Party Food Conspiracy
I have to make something called "heavy hors d' oeuvres" for our Christmas party this evening. Part of me really wants to dip pebbles in cream cheese, put them on Ritz crackers and scream "heavy enough for you?!"
I am resentful of being a Heavy Hors d'oeuvres person. The Sunday School department may as well prop me up and point "responsible older married couple". Allow me to explain.
Our Sunday School Department meets in a homeroom for a few minutes and then breaks into several classes. (In all fairness, everyone else calls homeroom "morning assembly". To me you can't call it an assembly unless an ex-astronaut comes in to tell everyone not to use drugs. Hasn't anyone been to middle school?!?) You can choose your class, which means that everyone else chooses the one that I'm not in. Can you blame them, really?!
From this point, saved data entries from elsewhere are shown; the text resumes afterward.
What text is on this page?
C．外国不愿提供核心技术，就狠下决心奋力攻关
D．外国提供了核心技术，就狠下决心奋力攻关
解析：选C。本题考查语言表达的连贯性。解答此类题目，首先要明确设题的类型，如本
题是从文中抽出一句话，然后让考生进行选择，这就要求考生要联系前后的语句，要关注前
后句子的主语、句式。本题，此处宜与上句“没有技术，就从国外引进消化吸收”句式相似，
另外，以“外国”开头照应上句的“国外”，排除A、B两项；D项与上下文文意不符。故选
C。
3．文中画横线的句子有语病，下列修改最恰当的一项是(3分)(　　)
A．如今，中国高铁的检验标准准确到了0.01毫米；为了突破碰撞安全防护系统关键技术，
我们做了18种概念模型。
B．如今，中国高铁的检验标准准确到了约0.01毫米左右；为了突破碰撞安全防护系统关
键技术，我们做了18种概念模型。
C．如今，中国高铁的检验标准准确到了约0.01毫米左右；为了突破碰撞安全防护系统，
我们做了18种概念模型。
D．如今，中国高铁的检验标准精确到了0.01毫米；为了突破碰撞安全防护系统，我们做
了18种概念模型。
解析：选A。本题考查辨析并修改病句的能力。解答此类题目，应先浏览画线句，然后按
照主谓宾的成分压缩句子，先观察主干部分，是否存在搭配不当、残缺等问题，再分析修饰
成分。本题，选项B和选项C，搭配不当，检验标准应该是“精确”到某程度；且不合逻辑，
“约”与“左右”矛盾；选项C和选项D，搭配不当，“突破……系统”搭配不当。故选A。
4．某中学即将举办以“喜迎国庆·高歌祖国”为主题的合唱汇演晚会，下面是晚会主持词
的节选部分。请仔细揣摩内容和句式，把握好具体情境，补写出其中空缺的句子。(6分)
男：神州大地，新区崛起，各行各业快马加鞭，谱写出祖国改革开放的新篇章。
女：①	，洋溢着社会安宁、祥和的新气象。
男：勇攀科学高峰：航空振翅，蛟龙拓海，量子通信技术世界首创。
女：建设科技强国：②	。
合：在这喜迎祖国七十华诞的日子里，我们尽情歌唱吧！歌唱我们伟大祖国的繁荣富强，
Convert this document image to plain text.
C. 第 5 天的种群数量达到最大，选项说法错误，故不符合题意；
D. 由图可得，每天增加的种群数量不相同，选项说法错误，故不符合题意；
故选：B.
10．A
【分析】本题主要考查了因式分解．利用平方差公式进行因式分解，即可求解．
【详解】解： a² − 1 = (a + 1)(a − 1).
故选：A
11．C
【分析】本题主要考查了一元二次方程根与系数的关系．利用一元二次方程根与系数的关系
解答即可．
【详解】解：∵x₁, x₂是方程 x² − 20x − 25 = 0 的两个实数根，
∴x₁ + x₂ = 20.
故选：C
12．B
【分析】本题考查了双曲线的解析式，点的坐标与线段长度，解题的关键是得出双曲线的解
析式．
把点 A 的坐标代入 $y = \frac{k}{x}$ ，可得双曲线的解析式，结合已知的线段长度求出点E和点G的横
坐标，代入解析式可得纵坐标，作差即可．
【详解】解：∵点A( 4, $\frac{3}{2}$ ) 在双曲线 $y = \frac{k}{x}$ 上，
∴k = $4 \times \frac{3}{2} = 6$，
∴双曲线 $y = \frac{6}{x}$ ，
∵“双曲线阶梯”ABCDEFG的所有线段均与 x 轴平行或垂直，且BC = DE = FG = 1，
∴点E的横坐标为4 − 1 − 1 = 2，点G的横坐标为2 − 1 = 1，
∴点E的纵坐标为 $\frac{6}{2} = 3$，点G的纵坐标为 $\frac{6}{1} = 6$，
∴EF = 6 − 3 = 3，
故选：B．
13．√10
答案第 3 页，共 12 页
My class seems to for the most part be filled with people who don't have kids. And have been married forever. And apparently we drew the short straw, because we are all responsible for these mystical, weighty concoctions. The other otherpeople('s mother) get to bring desserts. Desserts are easy. Desserts are a very Kroger-friendly category. You can zoom into the Bakery and grab any old thing. Not so easy are the "this is supposed to be our supper, so make it hearty" snacks that my group has to whip up.
I'm getting my sweet revenge. I'm making Ham Buns. If you've never taken the long hard slog of hours to put these things together, allow me to assure you that they are full of ham, butter, cheese and other artery-hating evilness. Tee HEE.
Of course, then i feel guilty, because what the heck is Lydia gonna eat? Maybe I'll stop at Kroger and get her a soy thing.